Mayday! 3 Weeks Left for Sinnin'

Less than three weeks, actually. So get it now while you can, repent at the last minute, and then get raptured alongside all those Saintly suckers who've been living the Holy life their whole lives... fools! Last minute is the best minute.

I've been following this 05/21/11 apocalypse cult a bit more, and was surprised to learn this is a nationwide, maybe even international movement. Not just some crazy church and a billboard. I'd link you to some of their sites, but frankly I don't want to give the wackos any extra energy.

All you really need to know is for no obvious reason, these Fundie Wackjobs think Jesus will be back on 5/21, with The Rapture - never mentioned in the Bible, by the way - and then 6 months or so of terror and horror as demons and evil runs rampant across the land, with the world being utterly destroyed in October - apparently, there's still a chance to get into Heaven after this period if you were not at first Raptured.

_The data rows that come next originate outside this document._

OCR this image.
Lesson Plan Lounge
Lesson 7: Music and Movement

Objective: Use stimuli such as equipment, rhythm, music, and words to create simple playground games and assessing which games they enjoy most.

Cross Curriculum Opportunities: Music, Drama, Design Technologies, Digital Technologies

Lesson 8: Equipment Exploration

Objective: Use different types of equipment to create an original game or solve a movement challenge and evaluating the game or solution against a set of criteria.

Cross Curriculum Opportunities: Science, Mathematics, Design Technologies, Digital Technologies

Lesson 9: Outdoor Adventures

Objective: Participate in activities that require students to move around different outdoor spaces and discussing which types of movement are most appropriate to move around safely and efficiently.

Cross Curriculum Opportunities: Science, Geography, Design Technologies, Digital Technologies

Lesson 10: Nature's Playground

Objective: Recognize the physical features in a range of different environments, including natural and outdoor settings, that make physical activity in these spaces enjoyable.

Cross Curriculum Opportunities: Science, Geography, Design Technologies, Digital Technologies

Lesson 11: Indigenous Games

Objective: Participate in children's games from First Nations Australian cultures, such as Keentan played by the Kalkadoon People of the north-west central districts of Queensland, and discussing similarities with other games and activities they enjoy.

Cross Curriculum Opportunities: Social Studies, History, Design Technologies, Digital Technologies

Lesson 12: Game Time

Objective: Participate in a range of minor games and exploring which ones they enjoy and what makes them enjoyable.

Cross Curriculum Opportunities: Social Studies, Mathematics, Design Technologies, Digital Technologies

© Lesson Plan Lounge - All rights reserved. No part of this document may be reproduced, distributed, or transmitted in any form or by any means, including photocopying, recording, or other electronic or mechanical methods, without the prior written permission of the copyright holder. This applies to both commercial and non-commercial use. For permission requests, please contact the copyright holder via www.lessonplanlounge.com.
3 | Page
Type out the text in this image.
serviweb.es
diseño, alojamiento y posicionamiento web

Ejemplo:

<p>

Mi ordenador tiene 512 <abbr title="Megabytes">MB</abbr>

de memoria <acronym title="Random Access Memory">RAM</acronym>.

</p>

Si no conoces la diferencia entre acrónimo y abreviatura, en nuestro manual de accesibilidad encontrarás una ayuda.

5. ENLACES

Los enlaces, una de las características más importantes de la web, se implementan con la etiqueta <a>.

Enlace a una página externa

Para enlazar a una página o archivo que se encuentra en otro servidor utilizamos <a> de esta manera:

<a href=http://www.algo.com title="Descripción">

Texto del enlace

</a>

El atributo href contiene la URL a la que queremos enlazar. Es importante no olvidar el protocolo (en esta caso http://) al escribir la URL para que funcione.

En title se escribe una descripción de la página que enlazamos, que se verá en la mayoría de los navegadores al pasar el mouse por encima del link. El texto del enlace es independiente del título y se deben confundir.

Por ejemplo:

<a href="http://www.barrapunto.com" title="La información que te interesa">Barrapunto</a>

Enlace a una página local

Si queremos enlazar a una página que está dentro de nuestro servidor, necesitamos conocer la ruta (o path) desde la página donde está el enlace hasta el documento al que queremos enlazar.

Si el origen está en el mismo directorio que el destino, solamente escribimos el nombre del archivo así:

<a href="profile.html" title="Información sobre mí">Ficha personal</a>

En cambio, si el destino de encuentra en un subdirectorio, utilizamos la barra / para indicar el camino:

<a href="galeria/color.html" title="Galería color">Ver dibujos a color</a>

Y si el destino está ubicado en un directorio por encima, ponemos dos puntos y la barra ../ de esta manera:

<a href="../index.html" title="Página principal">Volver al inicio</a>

There's little chance the arrival of 5/22 and no Jesus will convince these fools to abandon their various insanities, so might as well mock them, right? I mean, look at these vehicles:
Surprisingly, it goes on and on like this. Who knew?

Well, I'm off to sin. Back in a while.

5 comments:

Anonymous said...

Repent: Last minute is the best minute.

I'd buy that bumper sticker!

JGabriel said...

Please, God, I pray to you, make me good.

But not yet!

.

Redshirt said...

If it was good enough for Jesus, it's good enough for a bumper sticker.

Anonymous said...

Only 16 days until these morons are removed from this earthly den of iniquity, and we are rid of them forever?

Hallelujah indeed!

And thanks for the heads-up on the grace period to follow. I thought I was going to miss my birthday.

Redshirt said...

Yeah, when all the God Botherers are gone, we can party for reals. At last! Free at last!